Mayor McLaughlin favors such a community-based approach, she said, specifically citing the outreach work of the churches. “That’s a very key piece, the community organizations.”

When the community speaks out against violence, she said, it shows people who might break the law “that the community will not tolerate that.” “We have decades of injustice to overcome,” McLaughlin said. “I feel very confident that we are going to show what an urban area struggling with violence can do.”

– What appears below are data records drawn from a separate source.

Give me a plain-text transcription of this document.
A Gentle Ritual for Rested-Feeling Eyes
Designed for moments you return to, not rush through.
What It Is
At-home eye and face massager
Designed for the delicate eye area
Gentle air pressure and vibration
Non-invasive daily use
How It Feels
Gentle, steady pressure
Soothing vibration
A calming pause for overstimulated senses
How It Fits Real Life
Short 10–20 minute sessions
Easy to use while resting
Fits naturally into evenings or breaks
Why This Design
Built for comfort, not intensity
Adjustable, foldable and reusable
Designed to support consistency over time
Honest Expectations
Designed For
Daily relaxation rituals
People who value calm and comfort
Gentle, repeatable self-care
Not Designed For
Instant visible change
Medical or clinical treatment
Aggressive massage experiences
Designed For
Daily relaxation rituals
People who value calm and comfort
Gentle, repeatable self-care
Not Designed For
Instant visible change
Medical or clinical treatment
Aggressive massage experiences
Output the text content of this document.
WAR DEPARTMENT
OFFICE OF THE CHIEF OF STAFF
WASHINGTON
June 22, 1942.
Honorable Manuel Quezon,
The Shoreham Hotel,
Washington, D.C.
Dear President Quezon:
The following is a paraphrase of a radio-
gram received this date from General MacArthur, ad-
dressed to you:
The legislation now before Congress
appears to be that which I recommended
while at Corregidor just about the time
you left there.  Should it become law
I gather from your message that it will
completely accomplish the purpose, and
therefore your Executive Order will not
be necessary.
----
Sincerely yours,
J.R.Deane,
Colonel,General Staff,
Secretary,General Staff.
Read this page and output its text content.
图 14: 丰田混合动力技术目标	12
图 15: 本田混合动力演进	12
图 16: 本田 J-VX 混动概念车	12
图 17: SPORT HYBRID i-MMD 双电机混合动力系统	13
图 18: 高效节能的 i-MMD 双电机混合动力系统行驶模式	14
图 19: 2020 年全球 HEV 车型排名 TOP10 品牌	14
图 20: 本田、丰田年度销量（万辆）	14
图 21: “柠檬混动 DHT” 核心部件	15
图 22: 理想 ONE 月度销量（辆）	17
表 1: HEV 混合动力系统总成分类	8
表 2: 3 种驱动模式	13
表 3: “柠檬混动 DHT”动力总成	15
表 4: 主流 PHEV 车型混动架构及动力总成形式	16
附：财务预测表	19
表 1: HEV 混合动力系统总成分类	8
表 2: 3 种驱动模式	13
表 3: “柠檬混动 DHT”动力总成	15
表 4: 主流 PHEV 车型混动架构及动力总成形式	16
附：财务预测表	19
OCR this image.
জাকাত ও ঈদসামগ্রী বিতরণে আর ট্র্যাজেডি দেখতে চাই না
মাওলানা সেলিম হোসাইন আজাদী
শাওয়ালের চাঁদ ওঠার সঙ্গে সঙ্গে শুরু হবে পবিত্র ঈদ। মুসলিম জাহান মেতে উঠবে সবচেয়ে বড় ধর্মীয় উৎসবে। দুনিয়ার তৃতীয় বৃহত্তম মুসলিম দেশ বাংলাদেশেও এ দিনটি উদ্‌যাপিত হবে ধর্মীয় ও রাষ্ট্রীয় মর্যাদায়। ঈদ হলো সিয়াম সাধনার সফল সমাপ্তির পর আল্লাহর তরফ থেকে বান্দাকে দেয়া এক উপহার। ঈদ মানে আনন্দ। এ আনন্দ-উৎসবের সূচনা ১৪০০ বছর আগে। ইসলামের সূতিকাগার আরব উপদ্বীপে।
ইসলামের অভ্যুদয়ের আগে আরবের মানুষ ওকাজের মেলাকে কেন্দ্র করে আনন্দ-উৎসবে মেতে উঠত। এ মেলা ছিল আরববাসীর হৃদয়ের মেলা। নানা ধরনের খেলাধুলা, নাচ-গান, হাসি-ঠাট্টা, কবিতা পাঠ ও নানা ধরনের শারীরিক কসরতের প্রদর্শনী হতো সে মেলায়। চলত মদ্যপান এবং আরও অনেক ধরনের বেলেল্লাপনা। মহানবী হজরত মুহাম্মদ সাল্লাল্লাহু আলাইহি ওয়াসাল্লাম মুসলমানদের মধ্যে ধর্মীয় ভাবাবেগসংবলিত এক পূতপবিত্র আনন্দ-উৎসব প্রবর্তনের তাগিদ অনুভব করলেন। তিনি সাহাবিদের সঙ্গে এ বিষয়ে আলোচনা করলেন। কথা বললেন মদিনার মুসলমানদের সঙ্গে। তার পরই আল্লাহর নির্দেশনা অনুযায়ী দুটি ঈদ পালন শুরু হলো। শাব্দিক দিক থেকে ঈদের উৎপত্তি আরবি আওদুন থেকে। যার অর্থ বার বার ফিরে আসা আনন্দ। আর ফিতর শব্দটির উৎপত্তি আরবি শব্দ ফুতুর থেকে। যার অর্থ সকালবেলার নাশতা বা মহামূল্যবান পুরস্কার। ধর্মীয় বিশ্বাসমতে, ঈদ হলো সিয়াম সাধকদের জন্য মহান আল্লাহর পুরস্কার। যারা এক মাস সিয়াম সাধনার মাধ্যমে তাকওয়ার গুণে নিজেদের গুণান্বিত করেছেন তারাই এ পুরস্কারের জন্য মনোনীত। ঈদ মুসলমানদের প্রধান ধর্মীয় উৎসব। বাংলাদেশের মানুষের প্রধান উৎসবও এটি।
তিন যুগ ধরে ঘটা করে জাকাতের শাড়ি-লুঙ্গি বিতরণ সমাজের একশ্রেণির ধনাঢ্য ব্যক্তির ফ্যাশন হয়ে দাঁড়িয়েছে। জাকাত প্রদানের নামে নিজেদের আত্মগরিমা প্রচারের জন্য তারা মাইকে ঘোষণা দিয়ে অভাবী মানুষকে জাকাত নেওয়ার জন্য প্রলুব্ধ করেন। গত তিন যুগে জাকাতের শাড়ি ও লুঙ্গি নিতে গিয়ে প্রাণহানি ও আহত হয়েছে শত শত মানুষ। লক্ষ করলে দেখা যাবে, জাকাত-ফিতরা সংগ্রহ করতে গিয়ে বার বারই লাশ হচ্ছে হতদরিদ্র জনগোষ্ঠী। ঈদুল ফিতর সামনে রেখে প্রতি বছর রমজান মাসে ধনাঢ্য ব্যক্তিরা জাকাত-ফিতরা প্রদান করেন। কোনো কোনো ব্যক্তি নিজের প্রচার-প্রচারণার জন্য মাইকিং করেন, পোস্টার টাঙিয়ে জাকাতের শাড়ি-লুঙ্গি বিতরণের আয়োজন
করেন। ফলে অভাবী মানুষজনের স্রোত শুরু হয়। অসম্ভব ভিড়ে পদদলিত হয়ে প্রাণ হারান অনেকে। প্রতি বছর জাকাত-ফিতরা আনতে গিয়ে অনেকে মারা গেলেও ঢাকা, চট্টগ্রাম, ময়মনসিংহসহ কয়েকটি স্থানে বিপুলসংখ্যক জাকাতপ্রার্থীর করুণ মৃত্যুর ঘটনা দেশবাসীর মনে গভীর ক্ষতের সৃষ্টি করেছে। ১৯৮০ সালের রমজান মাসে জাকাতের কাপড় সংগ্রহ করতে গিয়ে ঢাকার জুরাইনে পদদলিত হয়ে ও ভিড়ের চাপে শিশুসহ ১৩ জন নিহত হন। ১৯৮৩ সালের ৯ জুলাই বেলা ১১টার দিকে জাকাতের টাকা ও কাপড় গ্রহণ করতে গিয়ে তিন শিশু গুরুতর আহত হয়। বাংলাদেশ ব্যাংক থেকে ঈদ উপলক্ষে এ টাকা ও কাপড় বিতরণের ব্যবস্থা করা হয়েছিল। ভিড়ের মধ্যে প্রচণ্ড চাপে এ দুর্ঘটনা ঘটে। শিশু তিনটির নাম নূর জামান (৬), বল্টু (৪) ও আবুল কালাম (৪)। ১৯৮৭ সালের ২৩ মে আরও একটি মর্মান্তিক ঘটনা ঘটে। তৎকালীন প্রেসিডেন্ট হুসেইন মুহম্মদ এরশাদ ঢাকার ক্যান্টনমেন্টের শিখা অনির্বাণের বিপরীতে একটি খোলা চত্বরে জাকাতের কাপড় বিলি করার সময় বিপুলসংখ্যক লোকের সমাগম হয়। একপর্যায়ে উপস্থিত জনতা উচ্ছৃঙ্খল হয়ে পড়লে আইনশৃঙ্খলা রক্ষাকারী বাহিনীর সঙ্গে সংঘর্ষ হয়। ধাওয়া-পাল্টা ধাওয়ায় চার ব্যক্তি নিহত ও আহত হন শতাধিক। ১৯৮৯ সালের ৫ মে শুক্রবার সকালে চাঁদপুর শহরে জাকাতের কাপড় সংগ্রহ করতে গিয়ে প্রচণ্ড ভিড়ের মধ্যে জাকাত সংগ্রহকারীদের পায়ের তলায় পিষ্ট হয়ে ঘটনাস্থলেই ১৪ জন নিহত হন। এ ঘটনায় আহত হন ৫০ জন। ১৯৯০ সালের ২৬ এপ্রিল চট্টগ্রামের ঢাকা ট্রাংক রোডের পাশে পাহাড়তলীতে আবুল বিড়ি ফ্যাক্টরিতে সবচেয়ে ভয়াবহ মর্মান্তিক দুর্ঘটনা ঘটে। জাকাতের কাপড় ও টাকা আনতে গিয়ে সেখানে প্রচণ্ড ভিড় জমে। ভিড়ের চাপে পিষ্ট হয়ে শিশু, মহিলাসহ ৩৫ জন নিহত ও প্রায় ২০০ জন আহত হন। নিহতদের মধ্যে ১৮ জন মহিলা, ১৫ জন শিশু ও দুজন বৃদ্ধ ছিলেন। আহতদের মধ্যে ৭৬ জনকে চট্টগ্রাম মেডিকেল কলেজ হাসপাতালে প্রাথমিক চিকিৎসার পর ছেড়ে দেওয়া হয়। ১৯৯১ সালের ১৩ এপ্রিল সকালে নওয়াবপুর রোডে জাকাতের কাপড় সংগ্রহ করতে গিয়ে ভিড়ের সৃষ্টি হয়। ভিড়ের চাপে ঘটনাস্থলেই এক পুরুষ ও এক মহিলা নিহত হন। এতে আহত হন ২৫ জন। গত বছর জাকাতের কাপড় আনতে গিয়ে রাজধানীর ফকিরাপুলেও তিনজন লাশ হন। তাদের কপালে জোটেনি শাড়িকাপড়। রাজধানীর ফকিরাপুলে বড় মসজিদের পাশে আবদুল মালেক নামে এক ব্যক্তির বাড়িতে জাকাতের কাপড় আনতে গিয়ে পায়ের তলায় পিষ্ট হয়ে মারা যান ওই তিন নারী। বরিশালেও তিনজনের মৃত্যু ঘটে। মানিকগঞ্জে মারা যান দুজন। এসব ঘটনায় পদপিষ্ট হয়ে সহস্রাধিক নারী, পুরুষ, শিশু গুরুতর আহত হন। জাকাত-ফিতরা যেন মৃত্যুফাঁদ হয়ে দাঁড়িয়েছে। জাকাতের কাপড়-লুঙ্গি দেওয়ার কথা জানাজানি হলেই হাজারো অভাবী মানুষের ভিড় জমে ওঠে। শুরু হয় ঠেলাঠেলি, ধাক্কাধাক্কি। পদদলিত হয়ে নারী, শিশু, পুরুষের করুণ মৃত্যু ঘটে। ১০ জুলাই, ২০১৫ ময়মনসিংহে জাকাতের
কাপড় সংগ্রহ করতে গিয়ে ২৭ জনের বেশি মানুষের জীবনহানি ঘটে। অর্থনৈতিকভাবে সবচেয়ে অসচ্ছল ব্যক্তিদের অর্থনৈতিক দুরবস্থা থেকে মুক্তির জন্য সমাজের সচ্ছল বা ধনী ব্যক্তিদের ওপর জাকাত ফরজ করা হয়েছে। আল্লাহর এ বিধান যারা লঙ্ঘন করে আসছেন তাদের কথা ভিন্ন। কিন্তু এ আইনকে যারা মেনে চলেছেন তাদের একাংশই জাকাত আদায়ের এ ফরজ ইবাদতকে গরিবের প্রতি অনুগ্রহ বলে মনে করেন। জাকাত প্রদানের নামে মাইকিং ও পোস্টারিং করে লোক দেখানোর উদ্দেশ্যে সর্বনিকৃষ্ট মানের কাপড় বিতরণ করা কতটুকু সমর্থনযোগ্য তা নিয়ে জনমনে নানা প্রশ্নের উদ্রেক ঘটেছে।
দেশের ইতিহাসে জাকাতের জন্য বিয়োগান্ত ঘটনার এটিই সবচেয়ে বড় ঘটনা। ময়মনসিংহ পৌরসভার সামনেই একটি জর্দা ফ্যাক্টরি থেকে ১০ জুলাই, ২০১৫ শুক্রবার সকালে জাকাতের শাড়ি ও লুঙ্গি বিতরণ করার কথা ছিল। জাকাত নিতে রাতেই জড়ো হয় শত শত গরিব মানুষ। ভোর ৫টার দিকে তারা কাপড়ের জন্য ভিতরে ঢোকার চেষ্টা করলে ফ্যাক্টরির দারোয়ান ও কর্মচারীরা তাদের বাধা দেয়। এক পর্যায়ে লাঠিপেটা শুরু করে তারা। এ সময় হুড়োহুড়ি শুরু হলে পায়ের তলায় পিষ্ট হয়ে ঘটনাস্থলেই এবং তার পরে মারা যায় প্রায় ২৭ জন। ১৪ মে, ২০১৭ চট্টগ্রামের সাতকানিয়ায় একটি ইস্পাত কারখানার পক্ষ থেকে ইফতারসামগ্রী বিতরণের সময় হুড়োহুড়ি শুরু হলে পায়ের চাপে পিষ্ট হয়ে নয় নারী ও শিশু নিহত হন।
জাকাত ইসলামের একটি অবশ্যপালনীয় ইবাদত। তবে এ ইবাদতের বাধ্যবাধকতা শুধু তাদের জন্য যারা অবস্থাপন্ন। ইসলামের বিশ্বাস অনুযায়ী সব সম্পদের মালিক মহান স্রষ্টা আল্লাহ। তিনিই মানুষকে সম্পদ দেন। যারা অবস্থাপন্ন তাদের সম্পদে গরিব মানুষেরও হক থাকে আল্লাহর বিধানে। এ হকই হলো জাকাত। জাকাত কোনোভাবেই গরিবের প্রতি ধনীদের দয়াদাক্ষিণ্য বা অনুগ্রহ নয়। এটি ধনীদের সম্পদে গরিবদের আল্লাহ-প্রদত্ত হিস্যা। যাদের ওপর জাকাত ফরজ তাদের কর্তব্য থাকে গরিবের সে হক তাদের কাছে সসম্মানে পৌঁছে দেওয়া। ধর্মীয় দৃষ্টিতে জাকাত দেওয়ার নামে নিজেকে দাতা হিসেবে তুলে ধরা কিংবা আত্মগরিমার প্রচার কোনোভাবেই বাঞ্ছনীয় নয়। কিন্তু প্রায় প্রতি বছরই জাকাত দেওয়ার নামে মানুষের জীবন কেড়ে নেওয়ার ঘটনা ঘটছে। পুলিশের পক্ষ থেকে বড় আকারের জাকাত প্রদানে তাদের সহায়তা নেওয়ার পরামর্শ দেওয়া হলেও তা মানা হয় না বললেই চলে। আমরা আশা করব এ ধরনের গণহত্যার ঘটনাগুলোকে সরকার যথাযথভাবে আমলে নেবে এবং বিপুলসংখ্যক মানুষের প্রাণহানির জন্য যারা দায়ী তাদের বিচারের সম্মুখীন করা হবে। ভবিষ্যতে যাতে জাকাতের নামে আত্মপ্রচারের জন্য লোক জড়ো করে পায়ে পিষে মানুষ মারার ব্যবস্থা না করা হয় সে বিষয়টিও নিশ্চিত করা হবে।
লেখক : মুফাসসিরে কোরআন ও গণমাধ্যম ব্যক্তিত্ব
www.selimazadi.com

She said the police department is shifting its tactics as well, with two cops on a walking beat and a new bike patrol. Community policing is at the heart of the police department’s crime fighting strategy, said police spokeswoman Sgt. Bisa French. Officers work beats for at least a year, and during that time attend community events and meetings so residents who live on their beat can get to know them. The police department’s three substations are also a part of a community policing strategy, as they allow officers to spend more time in their assigned neighborhoods, French said.

Yet Garcia, one of the outreach workers, cited the police’s inability to connect with the community as part of the cycle of violence. Young people would welcome a police presence if they felt that the police were there to protect them. According to Garcia, young people often carry guns because they are afraid they will become victims if they don’t have a weapon. “These kids are asking for boundaries,” Garcia said. “If there is a presence out there, they know that they are safe.”

Garcia also challenged McLaughlin’s optimistic point of view, criticizing the district attorney for failing to pursue and prosecute homicide cases in Richmond. “Everybody knows who these individuals are,” Garcia said. “They feel they can get away with it.”

Children growing up witnessing violence are more likely be violent, a heartbreaking cycle that outreach workers see every day. “I see a lot of young men out there that are good kids. They have a heart, they have emotions, they have families, they love people,” Vaughn said. “But they really have seen the wrong things; people have told them they wrong things. They’ve dealt with pain that…a 12 and a 13 and a 14-year-old should never have to see.”

Focusing on young people is Richmond’s best hope, according to Krisberg. “Long-term, if you really want to reduce violence in Richmond, you have to focus on the young people, the children,” Krisberg said. “There must be a prevention component and a law-enforcement only approach is not going to do the trick.”